By Le'Nise Brothers


Le'Nise Brothers is a nutritionist and yoga teacher who suffered with painful periods for many years before realising that she could take steps to make them more manageable. In this book she helps you to have a better period too.

It may not appear this way when you read the next few paragraphs, but I'm going to wholeheartedly recommend this book. I just need to tell you how to get through the first few chapters.

I didn't click with this book until chapter four. I have a deep mistrust of nutritionists, for three reasons: (i) every book you read has different and often violently conflicting advice; (ii) the complex links of the industry to the incredibly damaging diet industry; and (iii) how utterly unlikely many of the suggestions are.
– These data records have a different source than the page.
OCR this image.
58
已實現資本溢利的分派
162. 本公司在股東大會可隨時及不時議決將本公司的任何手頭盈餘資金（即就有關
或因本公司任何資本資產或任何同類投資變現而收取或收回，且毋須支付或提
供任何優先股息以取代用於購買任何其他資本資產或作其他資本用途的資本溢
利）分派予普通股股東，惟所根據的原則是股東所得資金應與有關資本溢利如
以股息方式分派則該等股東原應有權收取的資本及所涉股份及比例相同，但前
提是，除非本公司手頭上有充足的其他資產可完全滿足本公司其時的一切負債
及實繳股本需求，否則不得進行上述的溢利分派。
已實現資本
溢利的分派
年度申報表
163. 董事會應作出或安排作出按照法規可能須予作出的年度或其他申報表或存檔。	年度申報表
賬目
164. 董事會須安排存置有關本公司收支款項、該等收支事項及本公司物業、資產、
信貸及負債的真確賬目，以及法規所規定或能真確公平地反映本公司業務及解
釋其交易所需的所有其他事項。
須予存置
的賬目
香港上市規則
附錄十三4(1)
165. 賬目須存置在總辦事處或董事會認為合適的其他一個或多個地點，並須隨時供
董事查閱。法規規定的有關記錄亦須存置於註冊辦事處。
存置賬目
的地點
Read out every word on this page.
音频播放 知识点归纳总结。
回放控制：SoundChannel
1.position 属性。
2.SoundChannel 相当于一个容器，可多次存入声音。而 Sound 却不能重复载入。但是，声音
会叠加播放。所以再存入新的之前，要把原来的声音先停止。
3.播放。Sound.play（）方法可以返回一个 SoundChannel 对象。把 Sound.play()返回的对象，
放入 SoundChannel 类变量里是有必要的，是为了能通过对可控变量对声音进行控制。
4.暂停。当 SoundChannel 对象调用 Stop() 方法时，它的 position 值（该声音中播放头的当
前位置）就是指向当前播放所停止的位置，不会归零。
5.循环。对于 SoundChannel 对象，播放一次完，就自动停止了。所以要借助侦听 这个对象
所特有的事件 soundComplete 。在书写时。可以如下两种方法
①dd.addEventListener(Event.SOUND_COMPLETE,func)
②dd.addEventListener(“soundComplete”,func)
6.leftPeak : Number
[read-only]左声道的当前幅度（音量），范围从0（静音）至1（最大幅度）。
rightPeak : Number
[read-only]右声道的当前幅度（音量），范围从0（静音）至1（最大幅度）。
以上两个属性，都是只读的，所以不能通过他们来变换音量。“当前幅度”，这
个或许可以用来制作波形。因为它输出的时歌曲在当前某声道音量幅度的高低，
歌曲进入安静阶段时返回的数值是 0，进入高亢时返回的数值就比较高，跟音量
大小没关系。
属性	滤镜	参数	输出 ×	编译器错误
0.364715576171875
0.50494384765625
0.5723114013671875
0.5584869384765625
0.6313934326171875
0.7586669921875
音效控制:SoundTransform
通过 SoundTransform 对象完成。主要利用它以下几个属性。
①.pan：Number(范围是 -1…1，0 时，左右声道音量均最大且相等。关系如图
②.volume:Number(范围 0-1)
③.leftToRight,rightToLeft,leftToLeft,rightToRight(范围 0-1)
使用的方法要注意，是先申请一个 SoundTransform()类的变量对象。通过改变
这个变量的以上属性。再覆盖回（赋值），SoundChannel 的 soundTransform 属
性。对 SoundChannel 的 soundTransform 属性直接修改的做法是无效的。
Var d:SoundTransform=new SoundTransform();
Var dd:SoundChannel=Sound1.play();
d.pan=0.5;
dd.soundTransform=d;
The third problem kicked in during chapter three of You Can Have a Better Period when Brothers' balanced plate (which she recommends you follow for every meal) shows 50% of the meal as greens. Not veg. Greens. 10% should be healthy fats. Now, I'm notoriously bad at cooking and eating properly, but I don't remember seeing anyone else eat half a plate of kale with every meal and constantly shovel nuts into their mouth. Unattainability is off-putting.

The other aversion I had to the first three chapters was that the book looks and sounds like a corporate self-help book. Even the style and typeface is the same. Brothers' regular references to her private practice and inclusion of case studies make the book sound like a sales pitch for her clinic (although I don't think this is intentional). There are lots of words wasted on signposting and repetition.

If those things are likely to annoy you into abandoning the book, skip straight to chapter four. From here onwards those problems barely arise.

Unlike the first three chapters, the rest of the book is insightful, balanced, and is full of achievable and flexible ways to improve your period.

There are three key elements to the book: science, nutrition, and exercise.

Brothers strikes the perfect balance between simplifying the science and including enough detail for you to form your own detailed understanding of what's going on in your body. This understanding helps you to implement the changes she suggests; it's easier to commit to something if you know exactly how it will help you.

In terms of nutrition advice, the balanced plate section at the start is a red herring; the rest of Brothers' nutrition advice is extremely helpful and she takes a refreshing approach: add things in before you take anything out.

The beauty of Brothers' nutrition advice is that she doesn't advocate for a wholesale change to what you eat. She doesn't suggest diets or anything unsustainable. Instead, she helps you to make many micro-decisions that, over time, can add up to you having a better period.

The exercise recommendations focus on yoga, but also touch on other exercise ideas for each stage of your cycle. Brothers explores the link between exercise and your period and suggests ways to allow them to complement each other. This is the minority section of the book, so if getting into warrior pose doesn't float your boat don't let this put you off.

All in all, the disappointing start to this book is dwarfed by the incredible insight of the remainder. If you have periods or support someone who has periods you should read this book.